When we talk about provocations, a common and increasingly more popular developmental assistant is STEM. STEM, an acronym for Science, technology, engineering, and mathematics sounds very technical, but it is actually an incredible source of exploration and discovery.
[Science] is more than a school subject, or the periodic table, or the properties of waves. It is an approach to the world, a critical way to understand and explore and engage with the world, and then have the capacity to change that world”. – Former US President Obama.
STEM is based in the philosophy that children are natural problem solvers. It inspires creativity and encourages critical thinking. Imagine watching red blend into blue to create purple for the first time or experiencing the joy in determining if an item floats or sinks when placed in water. These simple activities are ones we have observed children constantly recreate in play situations, unaided or unmotivated by the input of carers or educators. This innate curiosity and desire to explore their world make children natural-born scientists.
“Children need the freedom to appreciate the infinite resources of their hands, their eyes, and their ears, and the resources of forms, materials, sounds and colours.” – Loris Malaguzzi
So how is STEM used in a classroom environment?

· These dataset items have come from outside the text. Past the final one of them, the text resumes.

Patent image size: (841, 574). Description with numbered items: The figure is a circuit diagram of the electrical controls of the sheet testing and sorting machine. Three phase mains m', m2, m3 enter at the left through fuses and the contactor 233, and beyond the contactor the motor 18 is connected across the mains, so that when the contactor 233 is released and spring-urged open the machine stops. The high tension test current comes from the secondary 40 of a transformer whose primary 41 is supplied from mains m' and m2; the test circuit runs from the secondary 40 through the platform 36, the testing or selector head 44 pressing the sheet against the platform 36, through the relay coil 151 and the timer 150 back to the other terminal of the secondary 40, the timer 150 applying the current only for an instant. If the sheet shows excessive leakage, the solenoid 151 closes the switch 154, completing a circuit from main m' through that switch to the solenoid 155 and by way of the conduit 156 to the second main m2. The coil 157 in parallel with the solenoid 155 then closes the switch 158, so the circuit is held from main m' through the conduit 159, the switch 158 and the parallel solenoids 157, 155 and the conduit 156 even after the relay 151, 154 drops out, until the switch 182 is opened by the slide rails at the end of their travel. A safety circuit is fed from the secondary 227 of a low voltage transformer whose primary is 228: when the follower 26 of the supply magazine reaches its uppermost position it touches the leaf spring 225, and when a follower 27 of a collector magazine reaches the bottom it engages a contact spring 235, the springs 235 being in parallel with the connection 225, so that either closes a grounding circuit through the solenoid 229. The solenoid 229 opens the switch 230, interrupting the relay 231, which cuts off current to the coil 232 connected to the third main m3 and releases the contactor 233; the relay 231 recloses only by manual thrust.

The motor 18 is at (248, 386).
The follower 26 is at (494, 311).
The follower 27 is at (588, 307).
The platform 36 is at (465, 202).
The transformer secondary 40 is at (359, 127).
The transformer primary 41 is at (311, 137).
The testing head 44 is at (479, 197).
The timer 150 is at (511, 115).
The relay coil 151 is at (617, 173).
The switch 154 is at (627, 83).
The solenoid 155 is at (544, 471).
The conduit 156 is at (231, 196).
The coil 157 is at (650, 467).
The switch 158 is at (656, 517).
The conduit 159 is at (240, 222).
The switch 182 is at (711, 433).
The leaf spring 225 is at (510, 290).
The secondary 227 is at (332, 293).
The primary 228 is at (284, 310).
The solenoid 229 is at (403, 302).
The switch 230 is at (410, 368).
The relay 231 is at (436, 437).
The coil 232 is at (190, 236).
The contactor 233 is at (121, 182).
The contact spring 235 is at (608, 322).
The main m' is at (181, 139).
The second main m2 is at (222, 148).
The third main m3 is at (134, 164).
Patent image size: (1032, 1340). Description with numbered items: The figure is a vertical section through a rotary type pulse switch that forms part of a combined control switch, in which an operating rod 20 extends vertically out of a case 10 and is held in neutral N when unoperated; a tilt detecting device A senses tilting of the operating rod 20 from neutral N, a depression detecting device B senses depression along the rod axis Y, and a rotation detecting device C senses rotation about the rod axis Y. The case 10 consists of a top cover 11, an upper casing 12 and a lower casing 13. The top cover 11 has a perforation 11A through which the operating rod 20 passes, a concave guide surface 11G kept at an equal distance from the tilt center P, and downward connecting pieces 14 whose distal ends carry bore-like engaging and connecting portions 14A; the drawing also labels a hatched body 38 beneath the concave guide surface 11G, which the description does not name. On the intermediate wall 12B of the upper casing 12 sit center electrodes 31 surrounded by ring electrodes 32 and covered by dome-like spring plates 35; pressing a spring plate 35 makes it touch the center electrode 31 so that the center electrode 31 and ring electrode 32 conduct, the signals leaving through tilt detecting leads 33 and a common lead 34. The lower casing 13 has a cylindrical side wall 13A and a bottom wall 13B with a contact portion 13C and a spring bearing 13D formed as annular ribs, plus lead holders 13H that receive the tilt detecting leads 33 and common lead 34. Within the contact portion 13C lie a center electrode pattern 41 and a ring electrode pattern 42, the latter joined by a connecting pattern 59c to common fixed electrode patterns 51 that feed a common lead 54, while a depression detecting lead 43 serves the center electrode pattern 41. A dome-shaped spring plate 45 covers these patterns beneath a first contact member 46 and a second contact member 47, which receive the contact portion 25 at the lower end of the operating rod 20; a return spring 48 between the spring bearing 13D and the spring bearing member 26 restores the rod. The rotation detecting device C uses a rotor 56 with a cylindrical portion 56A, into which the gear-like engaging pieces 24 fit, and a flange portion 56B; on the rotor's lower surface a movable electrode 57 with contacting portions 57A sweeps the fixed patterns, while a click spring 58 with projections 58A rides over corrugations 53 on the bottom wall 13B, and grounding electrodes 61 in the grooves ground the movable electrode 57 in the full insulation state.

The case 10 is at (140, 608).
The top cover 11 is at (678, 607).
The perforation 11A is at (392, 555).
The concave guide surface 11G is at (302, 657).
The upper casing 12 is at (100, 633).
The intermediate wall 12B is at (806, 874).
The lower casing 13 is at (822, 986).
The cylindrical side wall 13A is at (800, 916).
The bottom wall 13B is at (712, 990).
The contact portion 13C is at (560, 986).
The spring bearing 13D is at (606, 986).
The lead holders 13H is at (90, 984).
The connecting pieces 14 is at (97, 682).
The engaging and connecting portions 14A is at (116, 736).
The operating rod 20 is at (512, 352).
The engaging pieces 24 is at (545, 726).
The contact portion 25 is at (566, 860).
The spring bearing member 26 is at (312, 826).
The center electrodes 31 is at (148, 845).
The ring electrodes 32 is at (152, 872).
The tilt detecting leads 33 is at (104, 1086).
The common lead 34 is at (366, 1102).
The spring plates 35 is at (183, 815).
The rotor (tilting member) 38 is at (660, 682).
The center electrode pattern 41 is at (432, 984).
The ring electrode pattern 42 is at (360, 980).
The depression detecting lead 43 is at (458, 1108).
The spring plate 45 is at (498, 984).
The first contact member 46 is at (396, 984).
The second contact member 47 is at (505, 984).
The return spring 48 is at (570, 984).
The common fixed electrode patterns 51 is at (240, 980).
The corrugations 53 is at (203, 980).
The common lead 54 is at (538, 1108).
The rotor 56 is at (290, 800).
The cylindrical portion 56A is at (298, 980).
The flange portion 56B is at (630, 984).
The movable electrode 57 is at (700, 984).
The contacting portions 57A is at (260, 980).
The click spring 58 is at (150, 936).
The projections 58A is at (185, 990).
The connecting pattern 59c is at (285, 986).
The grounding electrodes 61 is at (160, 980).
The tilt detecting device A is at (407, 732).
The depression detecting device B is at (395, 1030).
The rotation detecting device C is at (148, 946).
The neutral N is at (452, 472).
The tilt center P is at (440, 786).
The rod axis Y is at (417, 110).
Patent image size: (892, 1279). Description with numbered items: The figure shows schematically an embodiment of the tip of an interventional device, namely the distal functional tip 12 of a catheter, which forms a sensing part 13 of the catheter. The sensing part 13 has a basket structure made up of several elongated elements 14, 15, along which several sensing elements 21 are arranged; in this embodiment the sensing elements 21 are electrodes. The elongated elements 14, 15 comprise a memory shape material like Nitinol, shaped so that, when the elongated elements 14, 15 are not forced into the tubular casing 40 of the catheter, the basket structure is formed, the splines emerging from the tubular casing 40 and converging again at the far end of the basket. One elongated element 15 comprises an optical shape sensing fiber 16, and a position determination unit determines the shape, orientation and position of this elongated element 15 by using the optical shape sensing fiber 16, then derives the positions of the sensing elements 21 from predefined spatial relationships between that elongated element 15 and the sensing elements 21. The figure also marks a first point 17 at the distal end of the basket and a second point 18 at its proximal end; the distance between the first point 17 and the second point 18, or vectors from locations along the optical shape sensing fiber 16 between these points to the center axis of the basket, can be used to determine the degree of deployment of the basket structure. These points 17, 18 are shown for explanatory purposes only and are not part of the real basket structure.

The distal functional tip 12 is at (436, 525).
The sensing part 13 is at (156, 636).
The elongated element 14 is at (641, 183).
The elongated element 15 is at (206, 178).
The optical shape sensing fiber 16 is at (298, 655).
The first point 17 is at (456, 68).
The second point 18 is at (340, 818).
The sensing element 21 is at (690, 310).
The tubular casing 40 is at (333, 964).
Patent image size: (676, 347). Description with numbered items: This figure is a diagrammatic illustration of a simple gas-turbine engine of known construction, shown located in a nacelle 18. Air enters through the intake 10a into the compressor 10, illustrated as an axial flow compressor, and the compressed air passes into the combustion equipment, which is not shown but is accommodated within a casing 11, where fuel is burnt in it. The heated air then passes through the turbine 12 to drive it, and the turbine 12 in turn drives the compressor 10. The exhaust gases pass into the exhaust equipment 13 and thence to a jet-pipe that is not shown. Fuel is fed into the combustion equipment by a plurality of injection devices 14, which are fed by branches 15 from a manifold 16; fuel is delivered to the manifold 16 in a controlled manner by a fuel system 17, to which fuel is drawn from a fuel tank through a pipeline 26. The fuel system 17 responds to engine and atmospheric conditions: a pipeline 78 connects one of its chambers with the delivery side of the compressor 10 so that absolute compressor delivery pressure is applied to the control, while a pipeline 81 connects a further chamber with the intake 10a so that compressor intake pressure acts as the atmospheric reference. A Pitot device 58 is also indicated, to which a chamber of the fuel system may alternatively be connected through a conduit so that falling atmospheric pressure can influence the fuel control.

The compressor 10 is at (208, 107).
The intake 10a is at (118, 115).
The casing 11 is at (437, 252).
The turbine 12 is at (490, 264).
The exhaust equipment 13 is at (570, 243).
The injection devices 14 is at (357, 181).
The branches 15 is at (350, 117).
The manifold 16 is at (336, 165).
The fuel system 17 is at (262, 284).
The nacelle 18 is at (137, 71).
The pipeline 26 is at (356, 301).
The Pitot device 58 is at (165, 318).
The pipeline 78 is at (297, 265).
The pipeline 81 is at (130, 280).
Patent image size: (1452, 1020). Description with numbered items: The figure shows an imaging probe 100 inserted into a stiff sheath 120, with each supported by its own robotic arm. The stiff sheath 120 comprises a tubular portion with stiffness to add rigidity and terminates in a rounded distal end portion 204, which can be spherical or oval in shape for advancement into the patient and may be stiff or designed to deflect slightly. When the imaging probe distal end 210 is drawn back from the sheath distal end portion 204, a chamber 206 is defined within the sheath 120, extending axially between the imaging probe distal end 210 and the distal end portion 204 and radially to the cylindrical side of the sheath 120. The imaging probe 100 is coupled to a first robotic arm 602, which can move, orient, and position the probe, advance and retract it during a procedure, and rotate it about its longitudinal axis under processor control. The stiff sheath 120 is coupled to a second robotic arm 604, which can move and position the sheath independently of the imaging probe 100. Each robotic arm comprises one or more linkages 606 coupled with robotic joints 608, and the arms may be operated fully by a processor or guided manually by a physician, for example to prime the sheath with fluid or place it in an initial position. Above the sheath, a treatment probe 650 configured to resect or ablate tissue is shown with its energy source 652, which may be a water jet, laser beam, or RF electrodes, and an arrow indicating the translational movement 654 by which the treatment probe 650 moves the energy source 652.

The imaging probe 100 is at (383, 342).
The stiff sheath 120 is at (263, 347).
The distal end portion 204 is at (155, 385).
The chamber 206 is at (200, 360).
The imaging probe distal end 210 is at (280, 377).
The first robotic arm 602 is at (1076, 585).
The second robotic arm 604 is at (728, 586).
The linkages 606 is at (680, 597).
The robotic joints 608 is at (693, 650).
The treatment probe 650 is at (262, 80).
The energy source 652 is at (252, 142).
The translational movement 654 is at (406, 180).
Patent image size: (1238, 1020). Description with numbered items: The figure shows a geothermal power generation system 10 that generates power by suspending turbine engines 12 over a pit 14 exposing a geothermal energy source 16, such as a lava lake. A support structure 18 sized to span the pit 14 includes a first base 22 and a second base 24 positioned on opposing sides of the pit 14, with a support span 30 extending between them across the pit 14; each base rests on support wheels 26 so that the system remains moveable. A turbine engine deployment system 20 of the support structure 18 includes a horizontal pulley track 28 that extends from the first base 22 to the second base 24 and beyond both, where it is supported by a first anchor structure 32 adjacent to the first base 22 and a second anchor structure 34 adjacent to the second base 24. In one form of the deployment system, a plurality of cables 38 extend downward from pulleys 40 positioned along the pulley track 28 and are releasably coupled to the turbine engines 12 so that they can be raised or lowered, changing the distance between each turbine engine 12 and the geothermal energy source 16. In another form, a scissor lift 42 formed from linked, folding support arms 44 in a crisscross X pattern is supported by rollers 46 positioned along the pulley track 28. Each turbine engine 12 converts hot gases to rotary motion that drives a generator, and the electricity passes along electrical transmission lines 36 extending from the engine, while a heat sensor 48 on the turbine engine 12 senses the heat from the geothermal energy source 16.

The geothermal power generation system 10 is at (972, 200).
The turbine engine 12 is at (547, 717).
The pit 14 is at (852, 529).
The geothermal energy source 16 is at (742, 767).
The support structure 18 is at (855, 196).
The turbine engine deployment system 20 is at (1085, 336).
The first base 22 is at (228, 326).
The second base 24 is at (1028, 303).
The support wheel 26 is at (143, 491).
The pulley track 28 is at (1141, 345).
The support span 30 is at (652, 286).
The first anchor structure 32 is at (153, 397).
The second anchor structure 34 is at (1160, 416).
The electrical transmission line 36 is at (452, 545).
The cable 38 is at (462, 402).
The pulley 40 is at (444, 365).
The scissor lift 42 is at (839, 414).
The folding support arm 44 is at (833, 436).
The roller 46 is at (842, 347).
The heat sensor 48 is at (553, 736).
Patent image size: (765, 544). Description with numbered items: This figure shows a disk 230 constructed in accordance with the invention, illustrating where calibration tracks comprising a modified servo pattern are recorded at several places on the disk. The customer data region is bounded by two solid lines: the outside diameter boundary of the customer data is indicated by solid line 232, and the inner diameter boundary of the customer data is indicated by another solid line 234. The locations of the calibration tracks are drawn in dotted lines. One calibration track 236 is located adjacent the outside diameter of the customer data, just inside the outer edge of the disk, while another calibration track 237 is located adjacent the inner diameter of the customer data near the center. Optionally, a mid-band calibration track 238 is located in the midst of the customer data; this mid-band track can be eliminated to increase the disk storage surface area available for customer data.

We are forgiven for thinking that in the past science, technology, engineering, and mathematics have been for the naturally inclined. The STEM philosophy is that all persons are naturally inclined to these learning facilitators. By nature, we are born into a beautiful world that inspires curiosity and wonder. Therefore, it is not much of a leap to extend that extraordinary natural world into our open space of learning. In this thought, STEM learning can begin at any age and with minimal resource.
How is STEM is implemented in Early Childhood Education?
A powerful introduction into the world of STEM is as simple as asking questions. Research by the Boston Children’s Museum shows that “What?” questions are more beneficial to a child’s confidence and development than traditional “Why?” questions. Although a child may not know the close-ended answer to a “why” question, “what” questions allow them to be much more creative. “What is happening to the paint?” or “What do you think will happen if add leaves to the water?”. These are examples of questions that allow a child to extend their realm of thinking beyond the taught or conditioned. We are welcoming children into scientific exploration, a journey of discovery with us. The encouragement of conversations and communication surrounding the things they are seeing, and experiencing is crucial in allowing children to develop a natural speech of discovery, something that will aid them in learning further in life.
The use of shadows and sunlight as natural tools in aiding discussion and play-based learning is critical to a real-world implementation that will serve children well in their furthered education and life. Just as cause and effect is so easily witnessed, as is the observation of shadow development. By bringing a shadow box into a child’s learning environment, they are able to replicate the science of the outside world for themselves and discover the abilities of objects to disrupt the ordinary flow of light.
“I never teach my pupils, I only provide the conditions in which they can learn” – Albert Einstein
The greatest element of STEM when it comes to Early Childhood Education is that children’s natural interest is piqued. They are drawn to settings where their curiosity leads them to discover, create and uncover secrets about the world. Children are encouraged to reflect on that they have learnt during their scientific research. They discuss ideas, patterns and discoveries with others and determine results based on their own experience.
STEM is not grounded in planning and formulas. It is essentially encouraging a way of thinking for children that expands their minds, learning habits and critical thinking skills. STEM is not only a vital tool in early education centres, it is also an engaging way for parents to facilitate their children’s discovery at home and in the outside world. By creating a setting where children feel safe to explore and investigate the world around them, we are all becoming a part of their journey towards learning. And isn’t that the most beautiful part of it?